Na perversão, o sujeito parece querer burlar as leis compartilhadas. Ele faz sua própria lei e muitas vezes quer aplicá-la aos outros. Penso no filme Seven como exemplo, no limite, desta relação. (A religião, neste sentido, mais próxima da perversão do que da neurose obsessiva como queria Freud). O famoso malandro brasileiro entra aqui: a lei que vale é a dele…

Mas, a relação do neurótico obsessivo com a lei é a que mais chama a atenção. O obsessivo quer cumprir a lei e quer que todos a cumpram. Não cumpri-la significa culpa. É como se a lei o preservasse de uma bagunça caótica contra a qual ele deve lutar com unhas e dentes. O filme Melhor Impossível mostra bem isto: qualquer coisa pode virar lei: andar na rua (apenas sobre as linhas!), lavar as mãos (duas vezes, com sabão, esfregando 10 vezes…). Aqui há um furor legiferante. 
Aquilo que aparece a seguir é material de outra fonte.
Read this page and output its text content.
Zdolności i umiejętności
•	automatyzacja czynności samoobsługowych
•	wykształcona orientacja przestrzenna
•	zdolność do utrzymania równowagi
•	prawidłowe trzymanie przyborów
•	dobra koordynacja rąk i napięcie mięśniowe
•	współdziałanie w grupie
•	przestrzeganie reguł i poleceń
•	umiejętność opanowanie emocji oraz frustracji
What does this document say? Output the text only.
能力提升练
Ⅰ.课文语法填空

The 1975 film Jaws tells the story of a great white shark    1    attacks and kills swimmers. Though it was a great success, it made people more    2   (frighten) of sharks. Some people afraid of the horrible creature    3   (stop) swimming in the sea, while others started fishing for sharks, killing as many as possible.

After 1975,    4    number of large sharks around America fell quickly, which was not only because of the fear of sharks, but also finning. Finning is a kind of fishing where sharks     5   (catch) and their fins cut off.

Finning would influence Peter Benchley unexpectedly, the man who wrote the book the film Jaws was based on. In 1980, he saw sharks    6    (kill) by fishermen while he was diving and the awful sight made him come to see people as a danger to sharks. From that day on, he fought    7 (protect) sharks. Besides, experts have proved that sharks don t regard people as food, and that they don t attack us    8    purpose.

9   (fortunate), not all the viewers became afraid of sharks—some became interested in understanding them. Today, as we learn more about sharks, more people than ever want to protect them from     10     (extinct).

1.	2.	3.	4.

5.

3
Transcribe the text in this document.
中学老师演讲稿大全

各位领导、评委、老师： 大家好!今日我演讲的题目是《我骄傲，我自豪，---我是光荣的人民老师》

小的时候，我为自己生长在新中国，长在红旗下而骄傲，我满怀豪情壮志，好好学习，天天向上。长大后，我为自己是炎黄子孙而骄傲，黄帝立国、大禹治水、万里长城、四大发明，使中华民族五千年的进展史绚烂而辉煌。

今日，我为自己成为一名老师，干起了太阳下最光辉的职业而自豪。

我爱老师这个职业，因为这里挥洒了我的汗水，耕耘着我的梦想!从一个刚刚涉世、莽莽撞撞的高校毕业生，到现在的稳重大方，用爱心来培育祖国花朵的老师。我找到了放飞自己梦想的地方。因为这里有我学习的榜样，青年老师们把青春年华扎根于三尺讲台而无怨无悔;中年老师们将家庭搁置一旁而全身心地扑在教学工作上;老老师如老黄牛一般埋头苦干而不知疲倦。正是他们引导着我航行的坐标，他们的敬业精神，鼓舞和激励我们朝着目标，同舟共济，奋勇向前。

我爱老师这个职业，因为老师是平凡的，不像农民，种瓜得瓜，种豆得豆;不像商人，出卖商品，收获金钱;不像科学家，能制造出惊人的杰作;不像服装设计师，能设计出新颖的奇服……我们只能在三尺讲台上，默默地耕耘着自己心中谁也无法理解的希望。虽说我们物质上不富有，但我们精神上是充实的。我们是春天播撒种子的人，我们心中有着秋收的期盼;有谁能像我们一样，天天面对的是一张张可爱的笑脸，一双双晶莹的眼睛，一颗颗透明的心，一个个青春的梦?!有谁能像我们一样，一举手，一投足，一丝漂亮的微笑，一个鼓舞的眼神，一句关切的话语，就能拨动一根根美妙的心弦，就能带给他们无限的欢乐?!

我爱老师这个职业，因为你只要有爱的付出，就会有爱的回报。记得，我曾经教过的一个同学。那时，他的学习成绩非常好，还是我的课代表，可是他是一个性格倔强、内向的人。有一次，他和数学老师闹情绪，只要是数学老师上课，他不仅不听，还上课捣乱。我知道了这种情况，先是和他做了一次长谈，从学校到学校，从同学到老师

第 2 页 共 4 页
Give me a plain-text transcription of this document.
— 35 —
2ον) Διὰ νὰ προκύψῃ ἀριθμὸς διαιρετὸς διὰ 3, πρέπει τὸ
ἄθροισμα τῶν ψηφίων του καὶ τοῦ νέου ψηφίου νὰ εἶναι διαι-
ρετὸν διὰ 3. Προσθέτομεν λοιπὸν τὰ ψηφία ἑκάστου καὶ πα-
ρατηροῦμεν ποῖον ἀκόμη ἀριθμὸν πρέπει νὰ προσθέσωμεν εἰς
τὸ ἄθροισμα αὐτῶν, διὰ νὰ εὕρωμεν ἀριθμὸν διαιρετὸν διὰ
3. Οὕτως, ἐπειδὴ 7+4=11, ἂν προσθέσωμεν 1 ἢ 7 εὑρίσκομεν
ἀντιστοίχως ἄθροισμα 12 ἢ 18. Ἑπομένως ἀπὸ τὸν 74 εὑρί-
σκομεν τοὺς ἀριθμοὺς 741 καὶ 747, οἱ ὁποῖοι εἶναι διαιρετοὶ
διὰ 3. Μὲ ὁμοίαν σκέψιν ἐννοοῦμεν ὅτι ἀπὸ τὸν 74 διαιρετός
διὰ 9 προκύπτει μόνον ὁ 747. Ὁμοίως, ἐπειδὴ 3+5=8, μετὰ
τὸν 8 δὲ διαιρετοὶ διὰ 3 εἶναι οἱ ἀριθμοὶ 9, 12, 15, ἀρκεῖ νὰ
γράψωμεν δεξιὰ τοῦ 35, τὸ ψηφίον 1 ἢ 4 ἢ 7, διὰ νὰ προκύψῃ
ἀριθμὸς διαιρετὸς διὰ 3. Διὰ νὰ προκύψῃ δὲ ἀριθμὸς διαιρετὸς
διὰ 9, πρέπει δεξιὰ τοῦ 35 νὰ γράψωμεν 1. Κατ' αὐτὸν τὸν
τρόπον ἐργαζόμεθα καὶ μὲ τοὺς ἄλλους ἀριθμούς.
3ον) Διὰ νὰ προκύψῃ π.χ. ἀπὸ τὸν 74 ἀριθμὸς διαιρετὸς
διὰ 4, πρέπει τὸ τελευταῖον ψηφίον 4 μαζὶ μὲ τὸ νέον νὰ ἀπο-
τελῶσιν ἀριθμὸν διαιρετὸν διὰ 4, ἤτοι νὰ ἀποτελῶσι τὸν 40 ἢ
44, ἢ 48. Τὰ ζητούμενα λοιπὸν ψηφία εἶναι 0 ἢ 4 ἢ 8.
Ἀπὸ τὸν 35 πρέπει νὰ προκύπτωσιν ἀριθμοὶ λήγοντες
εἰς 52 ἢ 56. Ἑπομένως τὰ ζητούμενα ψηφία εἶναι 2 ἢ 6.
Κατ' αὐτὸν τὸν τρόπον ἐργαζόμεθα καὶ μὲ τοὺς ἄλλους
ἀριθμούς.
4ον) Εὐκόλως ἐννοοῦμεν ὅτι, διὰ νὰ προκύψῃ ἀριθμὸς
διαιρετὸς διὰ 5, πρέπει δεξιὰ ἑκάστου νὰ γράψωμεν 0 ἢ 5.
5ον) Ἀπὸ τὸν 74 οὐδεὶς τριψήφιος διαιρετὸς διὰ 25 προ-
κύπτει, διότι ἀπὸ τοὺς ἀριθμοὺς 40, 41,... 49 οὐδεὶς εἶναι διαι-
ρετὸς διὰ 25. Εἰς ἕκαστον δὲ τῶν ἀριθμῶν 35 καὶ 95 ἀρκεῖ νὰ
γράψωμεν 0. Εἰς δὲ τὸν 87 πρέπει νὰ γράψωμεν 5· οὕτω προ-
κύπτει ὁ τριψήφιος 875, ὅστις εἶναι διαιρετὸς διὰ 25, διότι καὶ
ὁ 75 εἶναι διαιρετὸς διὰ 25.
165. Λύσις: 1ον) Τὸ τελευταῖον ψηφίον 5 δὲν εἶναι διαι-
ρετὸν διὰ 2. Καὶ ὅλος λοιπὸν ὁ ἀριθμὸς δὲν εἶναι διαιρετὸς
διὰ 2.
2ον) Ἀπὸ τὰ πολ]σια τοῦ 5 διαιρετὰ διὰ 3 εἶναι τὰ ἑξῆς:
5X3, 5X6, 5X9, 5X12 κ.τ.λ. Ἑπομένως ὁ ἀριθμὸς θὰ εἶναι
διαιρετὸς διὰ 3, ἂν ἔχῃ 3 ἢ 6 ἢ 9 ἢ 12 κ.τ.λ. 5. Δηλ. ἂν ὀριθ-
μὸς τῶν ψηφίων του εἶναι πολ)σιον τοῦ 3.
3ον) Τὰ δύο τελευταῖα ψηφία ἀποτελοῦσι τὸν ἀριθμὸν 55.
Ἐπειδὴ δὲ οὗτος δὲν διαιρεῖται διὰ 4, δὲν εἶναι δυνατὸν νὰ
Mas é absurdo dizer que todo mundo se relaciona com a lei da mesma forma o tempo todo. Num certo sentido, todos achamos em determinados momentos que é sobre nós que recai o peso das obrigações (fonte inesgotável de nossos sonhos de ganhar na megasena!); pensamos também, diversas vezes, que se todos fizessem o que pensamos poderíamos ter um futuro melhor (fonte do desejo de mudar o (a) namorado (a) de fazê-lo (a) desejar aquilo que queremos…); por último, mas não menos importante, muitas vezes gostamos de seguir as regras e desejamos que todos a sigam (quando jogamos com os amigos, quando brincamos não nos sentimos frustrados com a trapaça?).